De acordo com investigações da Delegacia de Repressão a Entorpecentes (DRE), o Parque União vem sendo utilizado há anos, por meio da construção e abertura de empreendimentos, para lavar o capital acumulado com o comércio de drogas. Os agentes apuraram ainda a participação de funcionários de órgãos representativos da comunidade no esquema.
Os imóveis foram erguidos sem nenhuma autorização da prefeitura e não possuem responsável técnico pelas obras. Engenheiros da Prefeitura estimam prejuízo de R$ 30 milhões aos responsáveis pelas construções.
Segundo a Polícia Civil, as ações no Parque União revelam uma estratégia da facção criminosa de colocar ao menos uma pessoa em cada unidade habitacional para fingir que são moradores e dificultar as demolições. Ainda no início das operações, os agentes localizaram imóveis de luxo que eram usados por traficantes.
Dentre eles, duas coberturas, avaliadas em R$ 5 milhões, chamaram a atenção.
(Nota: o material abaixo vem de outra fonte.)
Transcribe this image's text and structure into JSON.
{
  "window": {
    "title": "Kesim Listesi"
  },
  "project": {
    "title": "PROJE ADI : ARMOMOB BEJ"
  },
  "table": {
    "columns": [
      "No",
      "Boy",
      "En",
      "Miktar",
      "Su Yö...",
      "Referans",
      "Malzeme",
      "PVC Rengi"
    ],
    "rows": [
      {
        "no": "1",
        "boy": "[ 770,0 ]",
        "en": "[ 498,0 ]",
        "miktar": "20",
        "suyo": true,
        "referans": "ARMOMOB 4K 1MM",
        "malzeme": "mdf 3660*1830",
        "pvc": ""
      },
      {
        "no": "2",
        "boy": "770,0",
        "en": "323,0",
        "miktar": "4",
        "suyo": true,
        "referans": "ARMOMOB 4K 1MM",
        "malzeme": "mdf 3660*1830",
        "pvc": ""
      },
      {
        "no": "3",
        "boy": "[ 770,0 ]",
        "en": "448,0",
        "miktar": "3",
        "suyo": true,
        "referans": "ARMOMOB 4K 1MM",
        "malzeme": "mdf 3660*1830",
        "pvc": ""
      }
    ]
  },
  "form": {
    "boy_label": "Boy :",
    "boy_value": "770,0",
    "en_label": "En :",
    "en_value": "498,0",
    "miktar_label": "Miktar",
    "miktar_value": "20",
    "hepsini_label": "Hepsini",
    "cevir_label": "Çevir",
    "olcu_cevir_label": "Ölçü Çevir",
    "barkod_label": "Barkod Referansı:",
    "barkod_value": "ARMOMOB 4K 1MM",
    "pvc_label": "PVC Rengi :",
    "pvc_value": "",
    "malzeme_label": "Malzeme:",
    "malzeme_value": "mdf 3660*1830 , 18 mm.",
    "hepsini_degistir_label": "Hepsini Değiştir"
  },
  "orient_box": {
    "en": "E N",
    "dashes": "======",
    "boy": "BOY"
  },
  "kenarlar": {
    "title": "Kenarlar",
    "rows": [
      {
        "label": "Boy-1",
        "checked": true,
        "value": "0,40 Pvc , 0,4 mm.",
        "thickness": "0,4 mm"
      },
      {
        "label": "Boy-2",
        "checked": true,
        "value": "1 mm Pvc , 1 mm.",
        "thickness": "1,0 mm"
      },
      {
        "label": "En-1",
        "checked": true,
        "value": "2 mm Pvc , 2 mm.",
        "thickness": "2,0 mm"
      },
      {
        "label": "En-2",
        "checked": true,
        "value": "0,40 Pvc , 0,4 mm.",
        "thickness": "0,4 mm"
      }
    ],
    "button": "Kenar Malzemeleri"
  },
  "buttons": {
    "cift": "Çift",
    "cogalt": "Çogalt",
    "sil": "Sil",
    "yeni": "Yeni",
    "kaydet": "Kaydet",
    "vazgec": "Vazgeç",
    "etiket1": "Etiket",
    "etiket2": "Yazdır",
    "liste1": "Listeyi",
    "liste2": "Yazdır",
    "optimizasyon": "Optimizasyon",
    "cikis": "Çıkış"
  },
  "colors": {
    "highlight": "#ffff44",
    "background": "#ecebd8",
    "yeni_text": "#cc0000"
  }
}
Uma delas possuía dois andares, acabamento em mármore e porcelanato, além de uma grande área de lazer, com churrasqueira e uma piscina de 40 mil litros de água. O imóvel possuía vista privilegiada para a comunidade, para um campo de futebol e uma área onde eram realizadas festas.
Já a segunda era um quadriplex com acabamento de luxo, jacuzzi e closet, escadas com lâmpadas de led automático, além de uma piscina com cascata e churrasqueira. No térreo da unidade os agentes encontraram um quarto com dezenas de caixas de vinho e champanhe.